Identification of the species is best through mounted slides as most species of the whiteflies have very similar characteristics. The slides confirmed an elongated oval puparium with an entire dark cuticle, marginal teeth separated, rounded apices/ converging suntruncare,

===Range and habitat===
Originally Aleurotrachelus atratus was first reported in South America but new reports have been made in North America, Central America, the Caribbean, Africa and in the lower parts of Asia. They are able to travel short distances by flying most reports are due to infected plants being brought into areas where there are no natural predators for the whitefly. Aleurotrachelus atratus prefer tropical habitats where coconut palms are cultivated. Whiteflies also migrate towards agricultural land, managed forests, plantations and orchards.

===Life cycle===
The life cycle for Aleurotrachelus atratus lays anywhere between 50 and 400 eggs in its lifetime. From egg to crawler then through second, third, and fourth instar nymph, and finally, an adult Aleurotrachelus atratus the full life cycle takes around 48 days or 2 months. Most of the days are spread out between the three instar while from egg to crawler takes about 4-12 days for the larvae to hatch.

===Agricultural threat===
India is the largest coconut producing country in the world with contributions of global production totaling 31%. Coconut palms are a major food source and provide livelihood opportunities to more than 12 million people in the country. There are 464 species of whiteflies in India but A. atratus poses a higher threat compared to other species.

===Host plants===
Primarily host plants for A. atratus are Cocos nucifera (coconut palm) other host plants that may be infected by Aleurotrachelus atratus includes Washingtonia spp. (fan palms), Phoenix dactylifera (date palm), Veitchia merrillii (Christmas palm), and Elaeis guineensis (African oil palm). Most of the plants from the Arecaceae family are infected by Aleurotrachelus atratus.

===Damage by feeding===
Coconut palm flies feed on the underside of palm leaves. The removal of sap reduces plant vigour, causing chlorosis. This leads to premature leaf drop which ultimately reduces yields. In addition to weather damage, large infestations of whiteflies cause death of the palms.

===Invasive impacts===
Some invasive impacts that Aleurotrachelus atratus cause are economic strains that lead to social impacts.
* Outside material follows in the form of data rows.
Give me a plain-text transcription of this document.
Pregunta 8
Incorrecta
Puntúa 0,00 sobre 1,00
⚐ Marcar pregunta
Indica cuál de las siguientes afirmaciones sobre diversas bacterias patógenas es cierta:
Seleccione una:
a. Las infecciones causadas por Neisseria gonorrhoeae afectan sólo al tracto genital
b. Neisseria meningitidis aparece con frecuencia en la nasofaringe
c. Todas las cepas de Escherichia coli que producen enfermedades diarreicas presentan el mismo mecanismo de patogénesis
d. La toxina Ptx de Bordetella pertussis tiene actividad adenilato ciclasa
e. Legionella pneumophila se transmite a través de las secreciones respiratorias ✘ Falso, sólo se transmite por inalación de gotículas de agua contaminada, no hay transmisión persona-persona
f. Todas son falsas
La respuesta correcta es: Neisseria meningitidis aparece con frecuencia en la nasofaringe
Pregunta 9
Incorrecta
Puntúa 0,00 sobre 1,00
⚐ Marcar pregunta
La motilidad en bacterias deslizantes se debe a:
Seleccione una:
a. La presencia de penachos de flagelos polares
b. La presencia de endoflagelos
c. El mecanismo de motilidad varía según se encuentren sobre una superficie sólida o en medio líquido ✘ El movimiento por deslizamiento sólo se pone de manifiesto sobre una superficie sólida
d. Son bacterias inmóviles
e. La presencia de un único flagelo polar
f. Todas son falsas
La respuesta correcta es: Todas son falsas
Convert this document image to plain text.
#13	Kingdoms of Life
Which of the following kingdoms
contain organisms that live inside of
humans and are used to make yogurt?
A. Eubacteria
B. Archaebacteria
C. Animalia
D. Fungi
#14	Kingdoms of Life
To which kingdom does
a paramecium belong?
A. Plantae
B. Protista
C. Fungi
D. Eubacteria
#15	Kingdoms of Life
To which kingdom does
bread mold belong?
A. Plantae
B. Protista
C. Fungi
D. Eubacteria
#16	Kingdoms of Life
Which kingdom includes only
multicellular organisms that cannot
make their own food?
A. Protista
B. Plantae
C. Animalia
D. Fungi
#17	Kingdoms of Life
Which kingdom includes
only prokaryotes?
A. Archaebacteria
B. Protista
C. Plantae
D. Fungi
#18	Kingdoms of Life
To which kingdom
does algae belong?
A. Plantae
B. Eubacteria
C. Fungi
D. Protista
Some economic strains would cause targeted crops to produce lower yields and negatively change normal cultural practices. Social impacts would be parallel with economic impacts as the livelihood of the farmers would decrease and limit social opportunities. Environmental impacts cause changes in cultural practices and may cause official or private programs to take action in controlling the pest.

===Control management===
Management of this invasive species involves the removal of infested leaves (during early stages of development). Different methods of management hosing down the plant(s) with a fine but strong blast of water. Another method involves reflective mulch, such as aluminum foil can help repel whiteflies. Another alternative method consists of yellow sticky traps, because they can help monitor whitefly numbers as well as catch a majority of them. Vacuuming the whiteflies off the plants with a dust buster during mornings or cool evenings is another useful methodology because the insects are sluggish during these time periods. Using insecticidal soaps and Neem may reduce but will not completely eradicate a whitefly problem. Planting Nasturtiums or Calendula to deter insect pests is likely that those plants will become a magnet for the pest and one will need to pull the plants at some stage.

===Biological control management===
Biological control can have after effects that may cause more invasive damage due to introducing another invasive species or parasite. Introducing insects that feed on whiteflies such as Lacewings, Ladybugs, Big-eyed bugs and Minute pirate bugs are possible solutions for controlling Aleurotrachelus atratus for agriculture purposes. An alternative control management is using parasites that feed on whiteflies such as the species Encarsia formosa wasps, or Eretmocerus cocois Sp. These control management work well when the introduced insect or parasite is already in the area where Aleurotrachelus atratus is. Both methods target A. atratus during its larvae phase.